Overlapping heavily with snow leopard habitat, the Third Pole encompasses the snow-covered mountains surrounding the Tibetan Plateau. It holds the largest store of permanent ice and permafrost outside the poles themselves. The region also contains the world’s highest peaks, an incredible variety of ethnic communities, and stunning biodiversity (including endangered snow leopards). The Pole’s thousands of glaciers and regular snow melt form the headwaters for 10 of Asia’s biggest rivers, which bring drinking water, power and irrigation directly to 210 million people, while these river basins indirectly support more than 1.3 billion people.

But warming temperatures are eating away at that reserve, causing many of the Third Pole’s glaciers to shrink, seasonal snow to melt rapidly, and thawing Tibet’s vast stores of permafrost. That rapid melting and thawing is changing the landscape and posing risks for communities and species in the region—threatening livelihoods, food sources and water security.

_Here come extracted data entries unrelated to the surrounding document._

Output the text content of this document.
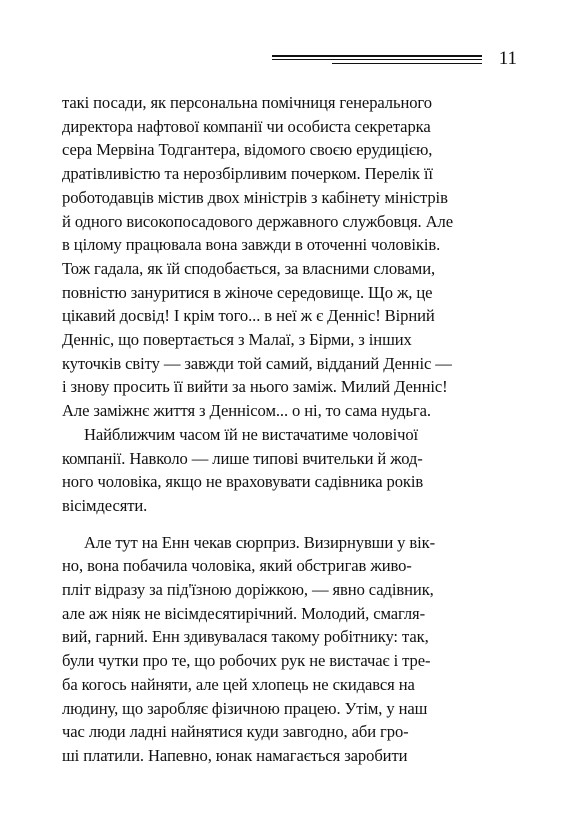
11
такі посади, як персональна помічниця генерального
директора нафтової компанії чи особиста секретарка
сера Мервіна Тодгантера, відомого своєю ерудицією,
дратівливістю та нерозбірливим почерком. Перелік її
роботодавців містив двох міністрів з кабінету міністрів
й одного високопосадового державного службовця. Але
в цілому працювала вона завжди в оточенні чоловіків.
Тож гадала, як їй сподобається, за власними словами,
повністю зануритися в жіноче середовище. Що ж, це
цікавий досвід! І крім того... в неї ж є Денніс! Вірний
Денніс, що повертається з Малаї, з Бірми, з інших
куточків світу — завжди той самий, відданий Денніс —
і знову просить її вийти за нього заміж. Милий Денніс!
Але заміжнє життя з Деннісом... о ні, то сама нудьга.
Найближчим часом їй не вистачатиме чоловічої
компанії. Навколо — лише типові вчительки й жод-
ного чоловіка, якщо не враховувати садівника років
вісімдесяти.
Але тут на Енн чекав сюрприз. Визирнувши у вік-
но, вона побачила чоловіка, який обстригав живо-
пліт відразу за під'їзною доріжкою, — явно садівник,
але аж ніяк не вісімдесятирічний. Молодий, смагля-
вий, гарний. Енн здивувалася такому робітнику: так,
були чутки про те, що робочих рук не вистачає і тре-
ба когось найняти, але цей хлопець не скидався на
людину, що заробляє фізичною працею. Утім, у наш
час люди ладні найнятися куди завгодно, аби гро-
ші платили. Напевно, юнак намагається заробити
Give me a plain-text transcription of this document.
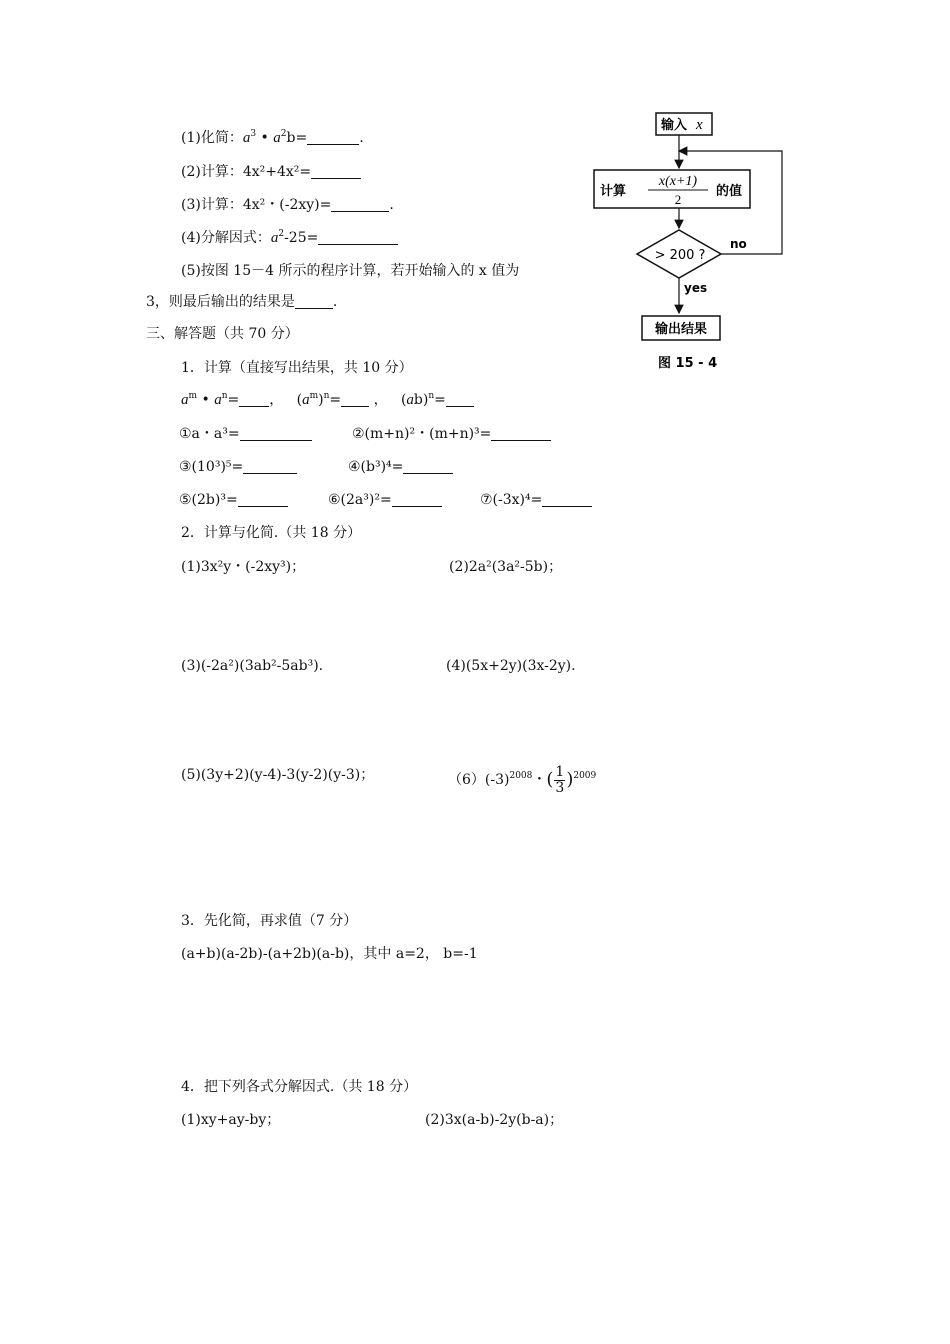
(1)化简：$a^3$ • $a^2b=$	.
(2)计算：4x²+4x²=
(3)计算：4x²・(-2xy)=	.
(4)分解因式：$a^2-25=$
(5)按图 15－4 所示的程序计算，若开始输入的 x 值为
3，则最后输出的结果是	.
三、解答题（共 70 分）
1．计算（直接写出结果，共 10 分）
$a^m$ • $a^n=$ ， $(a^m)^n=$ ， (ab)$^n$=
①a・a³=	②(m+n)²・(m+n)³=
③(10³)⁵=	④(b³)⁴=
⑤(2b)³=	⑥(2a³)²=	⑦(-3x)⁴=
2．计算与化简.（共 18 分）
(1)3x²y・(-2xy³)；	(2)2a²(3a²-5b)；
(3)(-2a²)(3ab²-5ab³).	(4)(5x+2y)(3x-2y).
(5)(3y+2)(y-4)-3(y-2)(y-3)；	$(6)(-3)^{2008}$・( $\frac{1}{3} )^{2009}$
3．先化简，再求值（7 分）
(a+b)(a-2b)-(a+2b)(a-b)，其中 a=2， b=-1
4．把下列各式分解因式.（共 18 分）
(1)xy+ay-by；	(2)3x(a-b)-2y(b-a)；
输入 x
计算
x(x+1)
2
的值
> 200 ?
no
yes
输出结果
图 15 - 4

In 2012, WWF launched a four-year, USAID-funded project to help communities and wildlife adapt to changes in the region. Through the Conservation and Adaptation in Asia’s High Mountain Landscapes and Communities project, WWF staff are conducting a large-scale climate vulnerability assessment in six countries in the region (Bhutan, India, Nepal, Mongolia, Kyrgyzstan, and Pakistan) to improve local communities’ climate change adaptation strategies and water security, as well as creating an interactive Third Pole “geolab” to share knowledge. The project also focuses on conserving the region’s iconic snow leopard, because the intertwined ecosystems that create snow leopard habitat are crucial to the region’s adaptation and water security.

By embracing sustainable, climate-smart practices and reducing human-wildlife conflict, communities are protecting these ecosystems and their (and the snow leopards’) futures. In addition to on-the-ground work, the project works at a higher level fostering regional alliance for conserving the landscapes of the Third Pole—snow and ice included.